Book Review: “American Flygirl” by Susan Tate Ankeny (@KensingtonBooks @NetGalley)

American Flygirl (Kensington, May 2024) by Susan Tate Ankeny

American Flygirl, by Oregon-based author Susan Tate Ankeny, tells the true story of Hazel Ying Lee (1912-1944), the first Chinese-American woman to fly for the United States military. She was also the first Asian American woman to earn a pilot’s licence and to join the renowned Women Airforce Service Pilots (WASPs).

Lee was trained by the famed aviator Al Greenwood at the Chinese Flying Club of Portland, a flying school founded in 1932 in response to Japan’s invasion of Manchuria. Having gained her pilot’s license that year, Lee went to China with the goal of joining the Chinese Air Force, but was rejected as a woman. She ended up flying for a private airline.

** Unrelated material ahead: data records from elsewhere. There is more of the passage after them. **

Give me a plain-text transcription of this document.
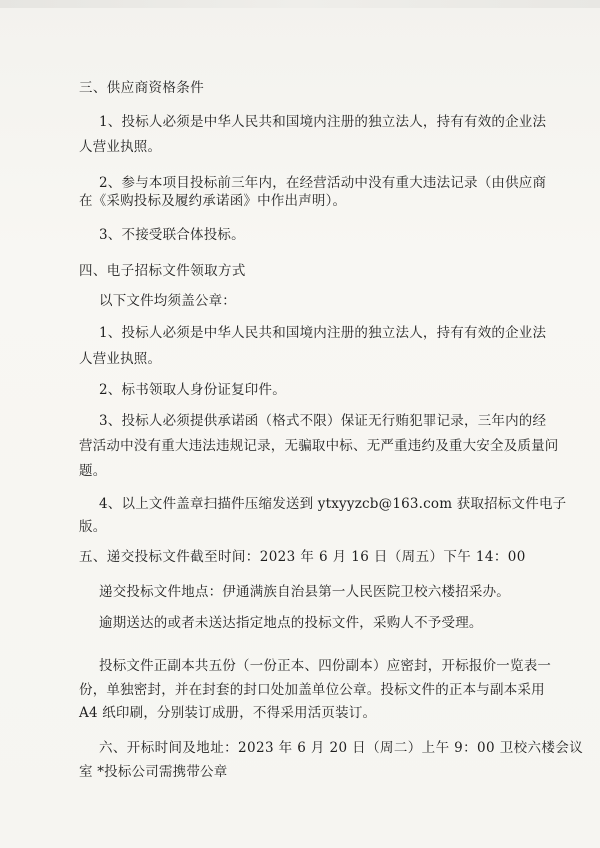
三、供应商资格条件
1、投标人必须是中华人民共和国境内注册的独立法人，持有有效的企业法
人营业执照。
2、参与本项目投标前三年内，在经营活动中没有重大违法记录（由供应商
在《采购投标及履约承诺函》中作出声明）。
3、不接受联合体投标。
四、电子招标文件领取方式
以下文件均须盖公章：
1、投标人必须是中华人民共和国境内注册的独立法人，持有有效的企业法
人营业执照。
2、标书领取人身份证复印件。
3、投标人必须提供承诺函（格式不限）保证无行贿犯罪记录，三年内的经
营活动中没有重大违法违规记录，无骗取中标、无严重违约及重大安全及质量问
题。
4、以上文件盖章扫描件压缩发送到 ytxyyzcb@163.com 获取招标文件电子
版。
五、递交投标文件截至时间：2023 年 6 月 16 日（周五）下午 14：00
递交投标文件地点：伊通满族自治县第一人民医院卫校六楼招采办。
逾期送达的或者未送达指定地点的投标文件，采购人不予受理。
投标文件正副本共五份（一份正本、四份副本）应密封，开标报价一览表一
份，单独密封，并在封套的封口处加盖单位公章。投标文件的正本与副本采用
A4 纸印刷，分别装订成册，不得采用活页装订。
六、开标时间及地址：2023 年 6 月 20 日（周二）上午 9：00 卫校六楼会议
室 *投标公司需携带公章
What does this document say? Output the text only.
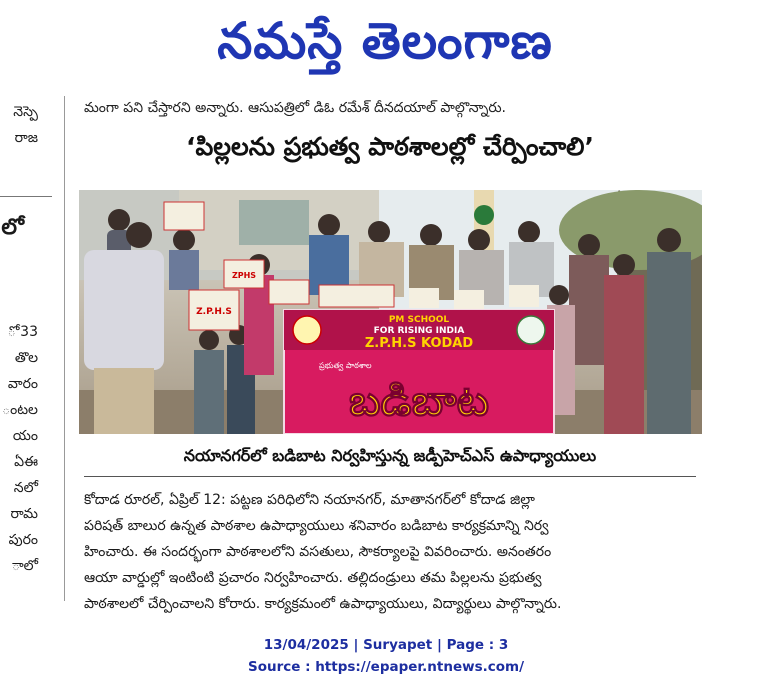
నమస్తే తెలంగాణ
నెస్పె
రాజ
లో
ో 33
తొల
వారం
ంటల
యం
ఏఈ
నలో
రామ
పురం
ాలో
మంగా పని చేస్తారని అన్నారు. ఆసుపత్రిలో డిఓ రమేశ్ దీనదయాల్ పాల్గొన్నారు.
‘పిల్లలను ప్రభుత్వ పాఠశాలల్లో చేర్పించాలి’
Z.P.H.S
ZPHS
PM SCHOOL
FOR RISING INDIA
Z.P.H.S KODAD
ప్రభుత్వ పాఠశాల
బడిబాట
నయానగర్‌లో బడిబాట నిర్వహిస్తున్న జడ్పీహెచ్ఎస్ ఉపాధ్యాయులు
కోదాడ రూరల్, ఏప్రిల్ 12: పట్టణ పరిధిలోని నయానగర్, మాతానగర్‌లో కోదాడ జిల్లా
పరిషత్ బాలుర ఉన్నత పాఠశాల ఉపాధ్యాయులు శనివారం బడిబాట కార్యక్రమాన్ని నిర్వ
హించారు. ఈ సందర్భంగా పాఠశాలలోని వసతులు, సౌకర్యాలపై వివరించారు. అనంతరం
ఆయా వార్డుల్లో ఇంటింటి ప్రచారం నిర్వహించారు. తల్లిదండ్రులు తమ పిల్లలను ప్రభుత్వ
పాఠశాలలో చేర్పించాలని కోరారు. కార్యక్రమంలో ఉపాధ్యాయులు, విద్యార్థులు పాల్గొన్నారు.
13/04/2025 | Suryapet | Page : 3
Source : https://epaper.ntnews.com/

Lee was in Canton (today’s Guangzhou) when it was captured by the Japanese in late 1939. Having returned to America via Hong Kong, she joined the Women’s Flying Training Detachment (WFTD) in 1943, which later became the WASPs. In 1944, she was among the first women pilots to fly “Pursuit” or fighter aircraft for the United States military.

Lee’s story is both informative and inspiring. To serve her country and ancestral land, she broke every common stereotype and challenged every social restriction on the basis of gender and ethnicity. “She experienced a surge of empowerment when flying solo. No one could tell her what to do or how to do it. It didn’t matter whether she was man or woman, white or Asian. She was in control of her fate.”

Furthermore, American Flygirl is a valuable book for readers who are interested in the history of women aviators in America. It is clear that the author is passionate and highly knowledgeable in this regard, including the life stories of Amelia Earhart and Jackie Cochran and especially members of the WASPs.

Indeed, the author’s voice is confident, fluent and distinct, and at times witty and assertive, when writing about this history, demonstrating a broad knowledge of the political and social contexts, as well as the individual achievements, key events, and the numerous aircraft makes and models involved.

In sharp contrast, the author appears to have limited knowledge of modern Chinese history and the history of Chinese diaspora in America. When writing about this history, her observations seem limited and superficial, drawing on archival research and brief, fanciful imagination whose results are used to fill the gaps between what she does know and love.

In fact, the author’s concerns with the plight of Chinese Americans – and Chinese American women in particular – are generic and generalised, lacking depth, and borrowed from secondhand accounts of the lived experiences of early generations of Chinese Americans. It may be suggested that, without the tumultuous events in China in the first half of the 20th century as a setting, it is unlikely that her portrayal of Lee would have been any different if Lee was an American woman of Japanese, Korean, Italian, Spanish or even African background.

In other words, it seems that Lee is the subject of this book more because she was a woman than she was a Chinese American woman. Specifically, the author’s admiration and advocacy for the WASPs and other women aviators is so prominent that perhaps the book should be retitled as “American Flygirls”, as if Lee’s story is just a lead-in to the much greater and grander and certainly more glamorous stories of the WASPs and other women aviators in America.

This may sound harsh, as due credits should be given to the author who has done extensive research and shed considerable light on the involvement of Chinese American pilots both before and throughout China’s war against Japan. The contributions of this small community is worth preserving, a crucial chapter in the history of Chinese diaspora in America, and deserves to be known by a wider audience in both the English-speaking and Chinese-speaking worlds.

It is hoped that this book, together with the archival resources that have inspired its writing, can lead to further research in the history of Chinese Americans by #OwnVoices scholars and authors.

Meanwhile, the book can benefit from further proofreading in order to remove the many typos, grammar and punctuation errors, and awkward sentences. Any experienced editor can amend obvious mistakes such as the description that Hazel’s father immigrated to Portland in 1880 while fleeing China “after fighting broke out between the Nationalists and the Communists”. Another unforgivable mistake is to refer to Chiang Kai-Shek as “General Kai-Shek”.

Other minor issues include the doubtful presence of the Red Cross workers in Canton and the overall South China in 1938, and the lack of citations of many bold statements in the book, such as the reception of Robert McCawley Short in China. It would also be nice to have relevant archival images and other documentation displayed in the book.

Finally, the paragraphs describing Clifford Louie‘s and Arthur Chin‘s careers are overly simplified. In Louie’s case, while it is obvious that some details are taken straight from Wikipedia, it is intriguing that only those of his experiences outside of China are mentioned. Could this be another indicator that the book was written for mainstream American readers, instead of Chinese American readers and even Chinese readers?

Note: This book review is based on an e-ARC of American Flygirl supplied by the book’s publisher via NetGalley.